Nick was stocky, but not obese, weighing at 182 pounds on a 5-foot-9 frame. But he’s been struggling with genetically high cholesterol levels since he was 2, and a typical teen diet didn’t help.
“I’d go out with my friends and they’d eat and I’d eat, too,” said Nick, who acknowledged a fondness for burgers and pop.
When the ultrasound also detected thickening in his carotid arteries, Nick and his family got scared. He signed up with a personal trainer and started watching his diet, swapping burgers for grilled chicken and soda for water and tea.
“If I don’t do it, I could have a heart attack or stroke at a younger age,” said Nick, who has lost 20 pounds in the past few months, dropping him to 162 pounds.

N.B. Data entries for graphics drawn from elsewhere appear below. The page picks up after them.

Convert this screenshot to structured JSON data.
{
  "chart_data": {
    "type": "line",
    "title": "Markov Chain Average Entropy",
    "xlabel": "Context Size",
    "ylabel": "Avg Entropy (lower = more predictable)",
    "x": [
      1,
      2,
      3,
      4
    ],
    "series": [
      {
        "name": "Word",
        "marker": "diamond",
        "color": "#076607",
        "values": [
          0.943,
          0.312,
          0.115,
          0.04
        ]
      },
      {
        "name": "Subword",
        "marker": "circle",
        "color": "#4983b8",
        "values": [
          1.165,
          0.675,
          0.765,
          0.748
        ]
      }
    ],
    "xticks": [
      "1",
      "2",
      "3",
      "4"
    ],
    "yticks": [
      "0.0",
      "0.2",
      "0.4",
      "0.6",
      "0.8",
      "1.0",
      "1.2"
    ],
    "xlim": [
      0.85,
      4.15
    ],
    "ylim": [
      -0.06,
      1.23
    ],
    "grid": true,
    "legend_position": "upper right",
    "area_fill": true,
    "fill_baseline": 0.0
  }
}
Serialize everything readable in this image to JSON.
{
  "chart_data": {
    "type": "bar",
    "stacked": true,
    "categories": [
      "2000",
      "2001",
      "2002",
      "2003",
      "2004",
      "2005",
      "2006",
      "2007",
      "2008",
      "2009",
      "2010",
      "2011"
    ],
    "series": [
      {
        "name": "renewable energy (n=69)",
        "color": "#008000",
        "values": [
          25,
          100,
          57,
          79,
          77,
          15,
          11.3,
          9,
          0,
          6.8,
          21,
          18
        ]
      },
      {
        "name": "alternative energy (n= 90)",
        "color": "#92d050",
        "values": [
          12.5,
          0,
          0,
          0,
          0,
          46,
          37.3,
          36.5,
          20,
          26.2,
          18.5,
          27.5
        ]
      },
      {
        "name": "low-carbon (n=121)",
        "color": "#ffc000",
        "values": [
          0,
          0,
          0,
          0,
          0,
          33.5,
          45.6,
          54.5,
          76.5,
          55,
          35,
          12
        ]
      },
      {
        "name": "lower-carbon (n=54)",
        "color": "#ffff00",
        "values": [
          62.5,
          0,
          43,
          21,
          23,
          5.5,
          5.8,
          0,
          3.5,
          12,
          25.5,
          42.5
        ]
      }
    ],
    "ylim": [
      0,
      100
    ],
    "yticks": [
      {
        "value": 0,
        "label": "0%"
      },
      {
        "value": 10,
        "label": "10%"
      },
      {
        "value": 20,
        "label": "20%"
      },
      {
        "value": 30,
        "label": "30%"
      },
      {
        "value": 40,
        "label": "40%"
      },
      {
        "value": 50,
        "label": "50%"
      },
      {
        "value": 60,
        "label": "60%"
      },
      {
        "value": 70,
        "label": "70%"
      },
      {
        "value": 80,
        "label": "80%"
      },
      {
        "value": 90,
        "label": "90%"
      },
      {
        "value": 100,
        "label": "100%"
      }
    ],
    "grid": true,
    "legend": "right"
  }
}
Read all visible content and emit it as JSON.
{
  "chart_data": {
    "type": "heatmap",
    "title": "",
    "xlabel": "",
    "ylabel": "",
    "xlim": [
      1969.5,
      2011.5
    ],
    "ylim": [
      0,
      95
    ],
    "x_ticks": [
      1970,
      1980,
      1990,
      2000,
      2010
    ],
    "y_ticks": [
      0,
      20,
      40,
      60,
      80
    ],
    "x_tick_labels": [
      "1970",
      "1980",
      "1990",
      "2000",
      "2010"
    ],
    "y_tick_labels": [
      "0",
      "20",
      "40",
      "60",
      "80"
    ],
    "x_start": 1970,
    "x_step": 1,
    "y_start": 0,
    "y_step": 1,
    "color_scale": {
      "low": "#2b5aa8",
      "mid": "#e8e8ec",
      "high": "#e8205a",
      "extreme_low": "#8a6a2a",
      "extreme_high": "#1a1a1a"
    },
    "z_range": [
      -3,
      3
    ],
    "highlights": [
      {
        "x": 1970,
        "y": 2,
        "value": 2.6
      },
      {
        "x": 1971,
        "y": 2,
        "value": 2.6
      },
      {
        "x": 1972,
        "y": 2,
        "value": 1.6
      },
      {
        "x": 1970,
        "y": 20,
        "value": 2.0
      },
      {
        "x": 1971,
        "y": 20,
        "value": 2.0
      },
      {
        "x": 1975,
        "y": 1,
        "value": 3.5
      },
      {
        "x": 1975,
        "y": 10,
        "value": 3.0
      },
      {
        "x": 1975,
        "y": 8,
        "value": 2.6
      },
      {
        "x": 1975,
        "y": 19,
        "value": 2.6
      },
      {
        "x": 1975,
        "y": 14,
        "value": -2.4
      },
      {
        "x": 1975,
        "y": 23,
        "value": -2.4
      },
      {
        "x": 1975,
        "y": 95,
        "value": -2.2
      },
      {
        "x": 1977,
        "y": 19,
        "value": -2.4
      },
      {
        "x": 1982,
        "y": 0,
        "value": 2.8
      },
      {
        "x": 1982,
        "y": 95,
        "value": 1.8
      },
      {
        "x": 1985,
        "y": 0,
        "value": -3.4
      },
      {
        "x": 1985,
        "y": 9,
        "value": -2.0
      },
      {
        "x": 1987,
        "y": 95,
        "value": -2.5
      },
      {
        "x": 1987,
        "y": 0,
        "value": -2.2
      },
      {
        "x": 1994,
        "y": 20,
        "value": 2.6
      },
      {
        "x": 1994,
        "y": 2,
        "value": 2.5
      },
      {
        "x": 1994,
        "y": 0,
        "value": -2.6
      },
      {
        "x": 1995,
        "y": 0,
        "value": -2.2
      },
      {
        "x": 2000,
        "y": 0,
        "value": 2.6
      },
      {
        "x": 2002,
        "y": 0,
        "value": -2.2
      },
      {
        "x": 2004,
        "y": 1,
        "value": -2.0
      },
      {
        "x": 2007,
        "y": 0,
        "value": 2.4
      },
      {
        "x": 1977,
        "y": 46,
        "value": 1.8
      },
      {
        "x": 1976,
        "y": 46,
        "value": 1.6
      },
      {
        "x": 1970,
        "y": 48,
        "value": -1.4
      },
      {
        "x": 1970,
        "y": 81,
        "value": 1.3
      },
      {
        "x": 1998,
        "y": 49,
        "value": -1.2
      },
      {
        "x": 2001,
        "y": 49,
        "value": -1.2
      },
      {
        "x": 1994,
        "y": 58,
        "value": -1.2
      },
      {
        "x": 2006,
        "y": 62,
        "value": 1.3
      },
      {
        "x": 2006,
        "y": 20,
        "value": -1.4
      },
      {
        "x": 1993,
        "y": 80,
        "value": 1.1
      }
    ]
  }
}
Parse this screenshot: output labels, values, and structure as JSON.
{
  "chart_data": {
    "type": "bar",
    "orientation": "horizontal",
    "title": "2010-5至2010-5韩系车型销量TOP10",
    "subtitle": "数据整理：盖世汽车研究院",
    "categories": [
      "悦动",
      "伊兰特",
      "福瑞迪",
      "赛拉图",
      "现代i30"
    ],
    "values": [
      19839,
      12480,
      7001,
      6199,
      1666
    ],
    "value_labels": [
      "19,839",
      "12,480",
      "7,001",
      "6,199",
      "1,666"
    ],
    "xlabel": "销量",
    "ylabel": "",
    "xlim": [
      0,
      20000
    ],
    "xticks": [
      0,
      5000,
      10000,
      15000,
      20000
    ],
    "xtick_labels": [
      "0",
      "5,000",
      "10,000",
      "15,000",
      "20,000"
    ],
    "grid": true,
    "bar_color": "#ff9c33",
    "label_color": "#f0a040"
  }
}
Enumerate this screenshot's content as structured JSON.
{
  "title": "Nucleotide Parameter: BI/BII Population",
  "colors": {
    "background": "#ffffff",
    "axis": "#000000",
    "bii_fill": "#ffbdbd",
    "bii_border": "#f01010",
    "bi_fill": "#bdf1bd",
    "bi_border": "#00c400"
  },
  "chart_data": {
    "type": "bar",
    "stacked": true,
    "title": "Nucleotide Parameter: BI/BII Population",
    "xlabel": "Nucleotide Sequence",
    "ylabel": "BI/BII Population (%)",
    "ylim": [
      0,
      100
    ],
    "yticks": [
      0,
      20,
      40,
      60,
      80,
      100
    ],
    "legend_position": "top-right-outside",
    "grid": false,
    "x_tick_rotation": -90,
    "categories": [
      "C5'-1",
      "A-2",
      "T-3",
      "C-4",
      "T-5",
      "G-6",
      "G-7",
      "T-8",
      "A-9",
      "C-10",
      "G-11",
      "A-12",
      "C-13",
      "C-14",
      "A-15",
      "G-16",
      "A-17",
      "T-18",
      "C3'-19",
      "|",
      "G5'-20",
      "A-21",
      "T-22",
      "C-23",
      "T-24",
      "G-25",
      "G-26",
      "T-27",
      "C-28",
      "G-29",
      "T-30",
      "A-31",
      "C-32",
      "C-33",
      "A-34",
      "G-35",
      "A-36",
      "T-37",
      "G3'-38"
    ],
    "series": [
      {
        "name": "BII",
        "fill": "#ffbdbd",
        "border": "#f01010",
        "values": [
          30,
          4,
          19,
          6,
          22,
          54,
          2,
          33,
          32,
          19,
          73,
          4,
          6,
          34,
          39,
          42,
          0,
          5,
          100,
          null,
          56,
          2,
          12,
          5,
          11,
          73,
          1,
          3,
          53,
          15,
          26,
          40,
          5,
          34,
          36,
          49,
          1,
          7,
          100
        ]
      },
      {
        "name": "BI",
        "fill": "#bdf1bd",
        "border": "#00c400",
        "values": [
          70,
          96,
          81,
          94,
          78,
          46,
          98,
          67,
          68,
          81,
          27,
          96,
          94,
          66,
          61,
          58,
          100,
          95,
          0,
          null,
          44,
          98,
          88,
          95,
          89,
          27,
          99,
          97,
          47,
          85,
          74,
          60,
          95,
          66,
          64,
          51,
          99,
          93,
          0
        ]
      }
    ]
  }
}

That kind of proactive attitude is vital, said Dr. Samuel S. Gidding, chief of pediatric cardiology at the Alfred I. duPont Hospital for Children in Wilmington, Del.
Children and teens don’t typically suffer heart attacks, but they can be at risk for early signs of heart disease, said Gidding. He noted that Raghuveer’s work confirms previous autopsy studies that showed a strong link between budding heart disease and risk factors in young people.